Brusa, nevertheless, was full of beggars; and the city gates used to be thronged with miserable objects, exciting compassion by the exhibition of distorted limbs, offensive sores, and filthy tatters. Add to this that, from the want of gutters in the streets, the pedestrian has to pick his way through mud and puddle every step he takes; and that the splendid supply of water, afforded them by the Almighty, is, by their neglect, rendered an absolute nuisance. As the summit of Mount Olympus is so high as to be covered with snow all the year round, a portion of it melts annually, and pours, in numerous rivulets, down the sides into the plain.
Three days after my arrival, Lady Hester, accompanied by Mr. B., reached Brusa; and they were as much enchanted with the beauty of the country as I had been. We used to ride out every day in the environs of the city. One day we came to a large piece of ground, sown with barley, which was now just in ear; and on it, tied by the leg, were grazing twenty horses belonging to a banished pasha, who lived at Brusa. Lady Hester, who was a great admirer, as well as a great judge, of horses, thought one of them so beautiful that she fancied she should like to purchase it as a present to some friend in England. It was an Arabian, and she begged the groom, an Egyptian, who was tending them, to mount and show her its action; but he declined, alleging that he had no saddle.
We were witnesses, during our stay at Brusa, to the miseries consequent on war. Several hundreds of Bulgarians, who had been driven from their homes, and whose houses and property had been burned and destroyed in the war between the Russians and the Turks, passed through Brusa, in search of a spot on which to build themselves fresh habitations. They drove before them their flocks, their mares, and their cows; whilst their wives rode in covered carts drawn by buffaloes, of which animals great use is made in this part of the world. These Bulgarians wore, for clothing, sheep-skins, with the wool turned inward in winter and outward in summer: their look was fierce and independent.

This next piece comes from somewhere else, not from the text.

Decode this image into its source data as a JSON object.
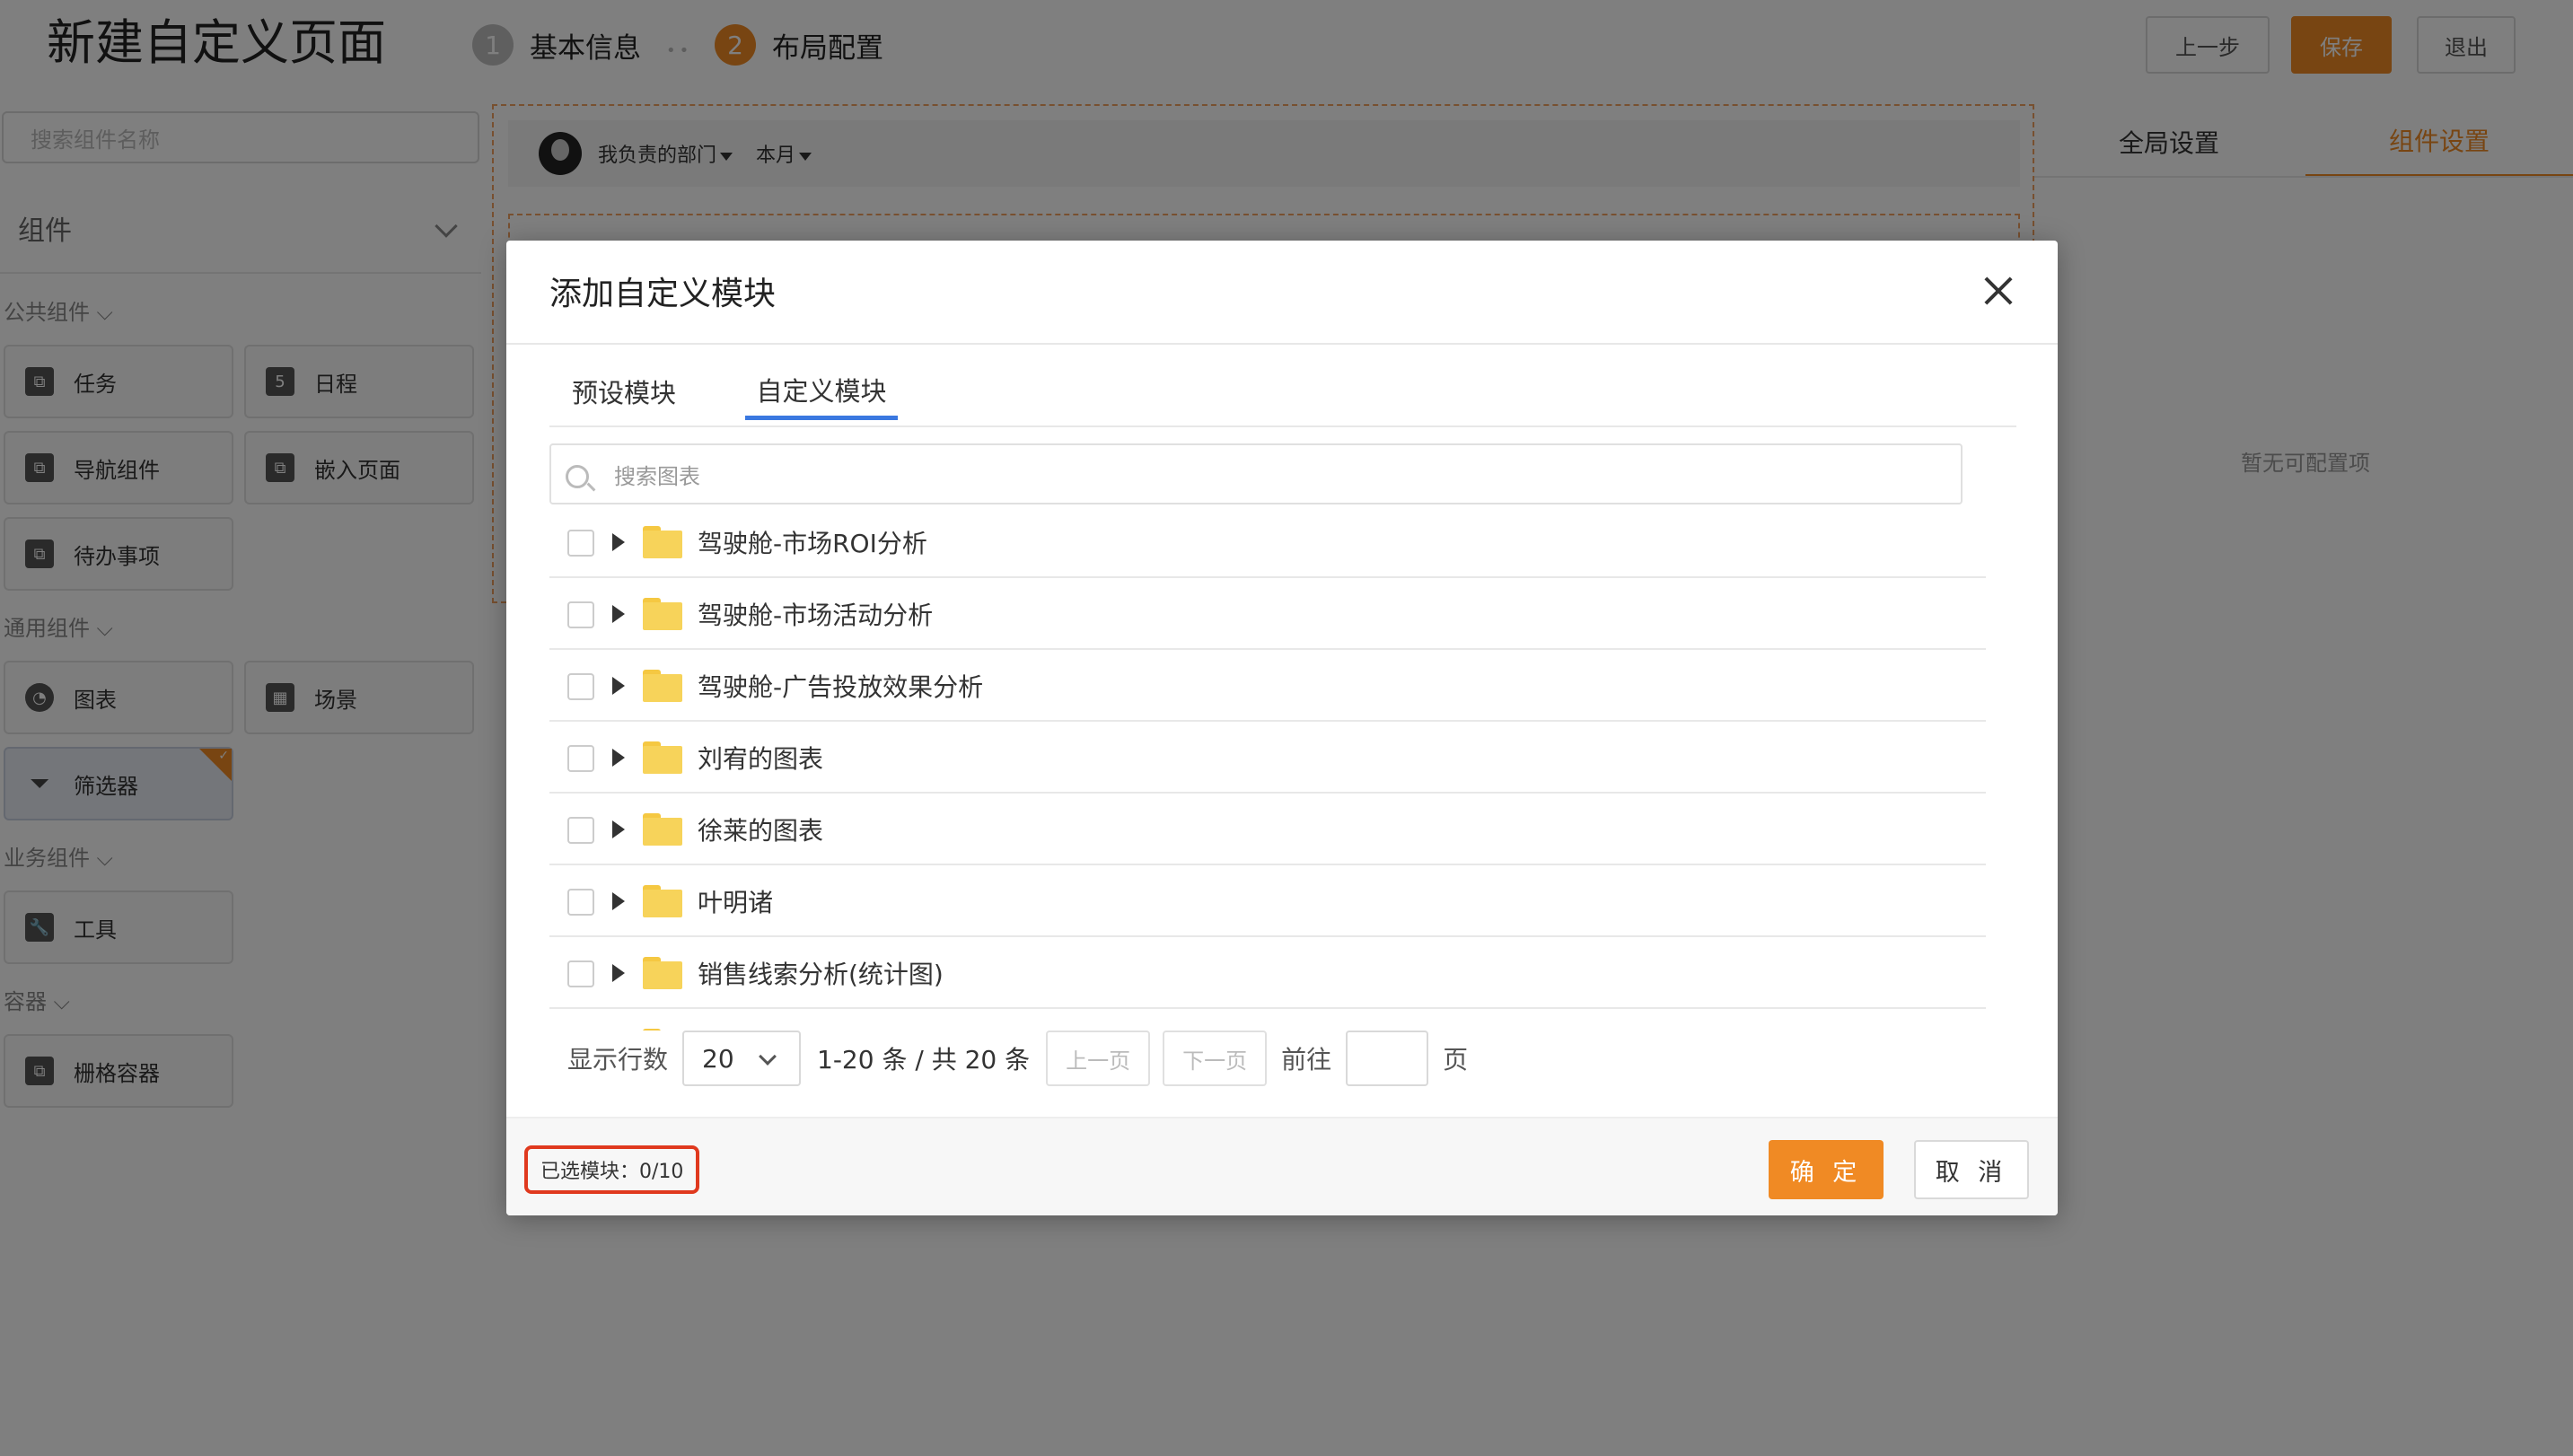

There was always a drawback on my pleasure, which there seemed to be little hope of surmounting. This was my ignorance of the Turkish language. I had now been in Turkey six months, and yet I hardly knew how to ask for water to drink. This was not owing to my aversion to the language, or to my indolence, but to the difficulty there is to a free intercourse with the people. Travelling here, I found, was not like travelling in Christendom, where a stranger goes into the society of the natives, is received with politeness by them, and can, if he chooses, take up his abode in the family of some one of the country. With Moslems this is not practised. A Turk would as soon receive a viper as an infidel into his house. The women, as they pass, cover themselves to the very tips of their fingers, lest the poisonous eyes of a Christian should bring evil upon them. The shopkeepers and artificers will, it is true, supply you with their commodities, if you pay for them; but with so ungracious an air, that one’s self-love is sorely wounded. This unwillingness to have any intercourse with Christians is a partial barrier to the quick attainment of their language, and an almost effectual one to the knowledge of their domestic customs.
I was accompanied, in all the professional visits I made, by my servant Lorenzo, who acted as interpreter. Lady Hester found in Mademoiselle Arles, the daughter of the French merchant, a young lady whose perfect knowledge of the Turkish language made her an excellent means of communication between the Turkish ladies and herself, whenever she paid visits.